Joe Meeks, Michael Wigley, and Tom Wingard review signatures on a petition to get an alcohol initiative on the November General Election ballot in Monticello

The Monticello “Vote for Growth” group launched a petition drive Saturday to place on the November ballot a measure to allow alcohol sales in the “dry” Marion Township.

Monticello is located in Marion Township.

The group, which has a self-imposed deadline of June 30, collected about 50 of the 2,250 signatures needed to get the issue on the November 2012 general election ballot.

Supporters say alcohol sales would be an economic boon to Monticello, which is dry.

At an informational meeting at the Monticello Country Club last September, the group cited economic reasons for pursuing the initiative. Proponents believe Monticello would see increased economic activity, more jobs, increased tourism, more restaurants and retail businesses, and an increase in tax revenue if Marion Township allowed the sale of alcohol.

“Many people in the surrounding counties buy virtually everything in Drew County but then have to turn around and drive the other way to buy alcoholic beverages,” Monticello businessman Ron Echols said at the September meeting.

Echols is one of several Monticello businessmen leading the initiative.

Citing research by the Small Business Development Center at the University of Arkansas at Monticello, Monticello businessman Tom Wingard said Marion Township is losing at least $730,000 in annual in sales as a result of being dry.
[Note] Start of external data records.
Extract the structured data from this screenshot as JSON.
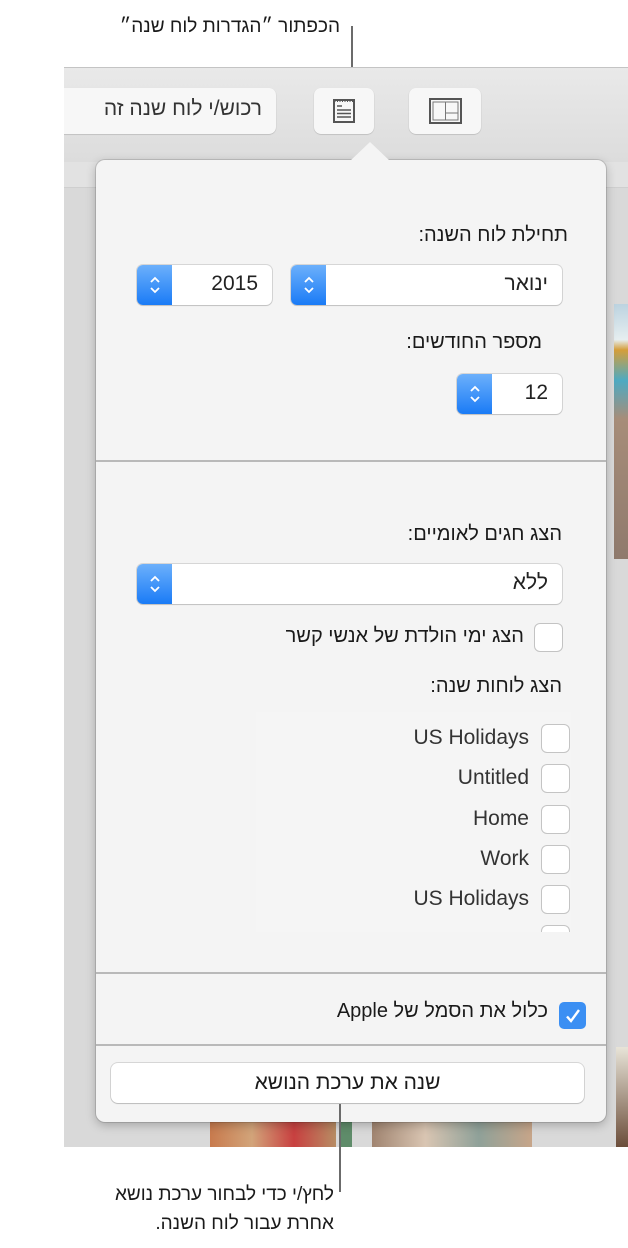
{
  "callouts": {
    "top": "הכפתור ״הגדרות לוח שנה״",
    "bottom_line1": "לחץ/י כדי לבחור ערכת נושא",
    "bottom_line2": "אחרת עבור לוח השנה."
  },
  "toolbar": {
    "print_label": "רכוש/י לוח שנה זה",
    "settings_icon": "calendar-settings-icon",
    "layout_icon": "layout-icon"
  },
  "popover": {
    "start_label": "תחילת לוח השנה:",
    "start_month": "ינואר",
    "start_year": "2015",
    "months_label": "מספר החודשים:",
    "months_value": "12",
    "holidays_label": "הצג חגים לאומיים:",
    "holidays_value": "ללא",
    "birthdays_label": "הצג ימי הולדת של אנשי קשר",
    "birthdays_checked": false,
    "calendars_label": "הצג לוחות שנה:",
    "calendars": [
      {
        "name": "US Holidays",
        "checked": false
      },
      {
        "name": "Untitled",
        "checked": false
      },
      {
        "name": "Home",
        "checked": false
      },
      {
        "name": "Work",
        "checked": false
      },
      {
        "name": "US Holidays",
        "checked": false
      }
    ],
    "apple_logo_label": "כלול את הסמל של Apple",
    "apple_logo_checked": true,
    "change_theme_label": "שנה את ערכת הנושא"
  },
  "colors": {
    "accent": "#1a7bf6",
    "checkbox_checked": "#3b8ff3"
  }
}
“That’s just one of the benefits of making Marion Township wet, keeping sales tax dollars here,” Wingard said at the September meeting.

Nathan Chaney, the attorney who guided wet proponents in the successful initiatives in Clark and Boone counties, said wet counties generally grow faster than dry counties. Going wet, he said, prevented the city of Arkadelphia from going into the red in 2011.

Addressing the issue of increased traffic accidents and DUIs as a result of being wet, Echols said that was not the case in three cities that recently voted to allow alcohol sales.

Arkadelphia, Ark., Cullman, Ala., and Lubbock, Tex., all reported that the number of DUIs and traffic fatalities decreased after going wet, Echols said.

Organized opposition to the intitative hasn’t surfaced, but Echols said Monticello businessman Ralph Wells, who opposes the initiative, purchased several ads in the local newspaper and appeared a local access cable channel.

“There are very few people who are going to have their mind changed on this issue,” Echols said. “They’re either for it or against it…. We’re not trying to change anybody’s mind to believe anything other than what they believe. We respect their opinion and we’d like for our’s to be respected.”

If the petitioners are successful in gathering the needed signatures and the initiative passes in the November general election, the law allows the sale of beer and wine in grocery and convenience stores and one liquor store per 4,000 population — in this case, three. Since there is already two existing liquor permits in Drew County’s wet Live Oak Township, which would be grandfathered, there would only be one permit issued for Marion Township, according to Echols.

A second election, which would be a city-wide special election, would be required to sell mixed drinks in restaurants.

Echols said any registered voter in the Marion Township may sign the petition to get the initiative on the ballot.